Electic:
I agree. We have had the same problem in the past with some large industrial facilities.
I'm currently working on a commercial facility with a small service size (1500kVA at the main service entrance board), and I’m running into problems with level 4 arc flash at load panels way downstream which are feed by 225kVA transformers (even with the 2 second limit imposed). On paper the results are very self explanatory – Low fault currents (in the range of 1-2kA) leading to CBs tripping on their overload as opposed to short circuit elements. This is resulting in a long arcing times and hence high incident energies available. Many commercial facilities have load panels scattered throughout the building (in hallways, corridors, and sometimes office/cubicle areas). At level 4 some of the flash protection boundaries work out to 10 and 15 feet.

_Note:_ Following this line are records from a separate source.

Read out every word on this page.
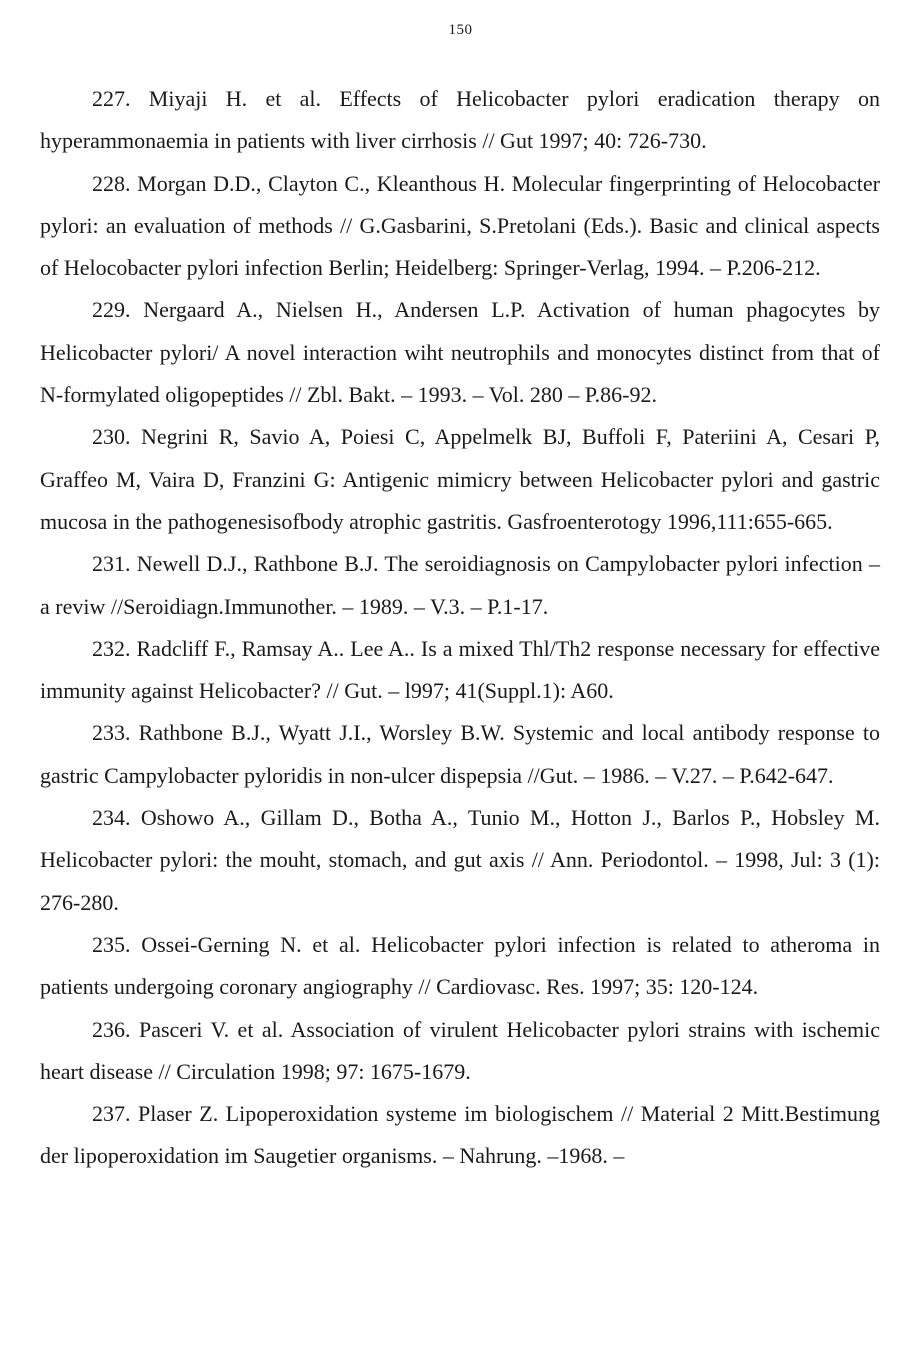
150

227. Miyaji H. et al. Effects of Helicobacter pylori eradication therapy on hyperammonaemia in patients with liver cirrhosis // Gut 1997; 40: 726-730.

228. Morgan D.D., Clayton C., Kleanthous H. Molecular fingerprinting of Helocobacter pylori: an evaluation of methods // G.Gasbarini, S.Pretolani (Eds.). Basic and clinical aspects of Helocobacter pylori infection Berlin; Heidelberg: Springer-Verlag, 1994. – P.206-212.

229. Nergaard A., Nielsen H., Andersen L.P. Activation of human phagocytes by Helicobacter pylori/ A novel interaction wiht neutrophils and monocytes distinct from that of N-formylated oligopeptides // Zbl. Bakt. – 1993. – Vol. 280 – P.86-92.

230. Negrini R, Savio A, Poiesi C, Appelmelk BJ, Buffoli F, Pateriini A, Cesari P, Graffeo M, Vaira D, Franzini G: Antigenic mimicry between Helicobacter pylori and gastric mucosa in the pathogenesisofbody atrophic gastritis. Gasfroenterotogy 1996,111:655-665.

231. Newell D.J., Rathbone B.J. The seroidiagnosis on Campylobacter pylori infection – a reviw //Seroidiagn.Immunother. – 1989. – V.3. – P.1-17.

232. Radcliff F., Ramsay A.. Lee A.. Is a mixed Thl/Th2 response necessary for effective immunity against Helicobacter? // Gut. – l997; 41(Suppl.1): A60.

233. Rathbone B.J., Wyatt J.I., Worsley B.W. Systemic and local antibody response to gastric Campylobacter pyloridis in non-ulcer dispepsia //Gut. – 1986. – V.27. – P.642-647.

234. Oshowo A., Gillam D., Botha A., Tunio M., Hotton J., Barlos P., Hobsley M. Helicobacter pylori: the mouht, stomach, and gut axis // Ann. Periodontol. – 1998, Jul: 3 (1): 276-280.

235. Ossei-Gerning N. et al. Helicobacter pylori infection is related to atheroma in patients undergoing coronary angiography // Cardiovasc. Res. 1997; 35: 120-124.

236. Pasceri V. et al. Association of virulent Helicobacter pylori strains with ischemic heart disease // Circulation 1998; 97: 1675-1679.

237. Plaser Z. Lipoperoxidation systeme im biologischem // Material 2 Mitt.Bestimung der lipoperoxidation im Saugetier organisms. – Nahrung. –1968. –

Does this imply that individuals cannot occupy the flash protection boundary w/out the appropriate PPE (This would imply that some hallway/corridors would be inaccessible/off limits to ordinary office workers)? (See earlier part of thread regarding flash protection boundary and covers on vs. covers off electrical panels) Am I the only person that this seems absolutely ridiculous to? Additionally, At 208VAC the limited approach boundary is still 3.5 ft, this would still make some hallways/corridors, etc inaccessible to non-qualified individuals.
How are other people performing arc flash hazard studies dealing with this? We want to make sure that individuals are warned of the potential hazards, but still maintain credibility.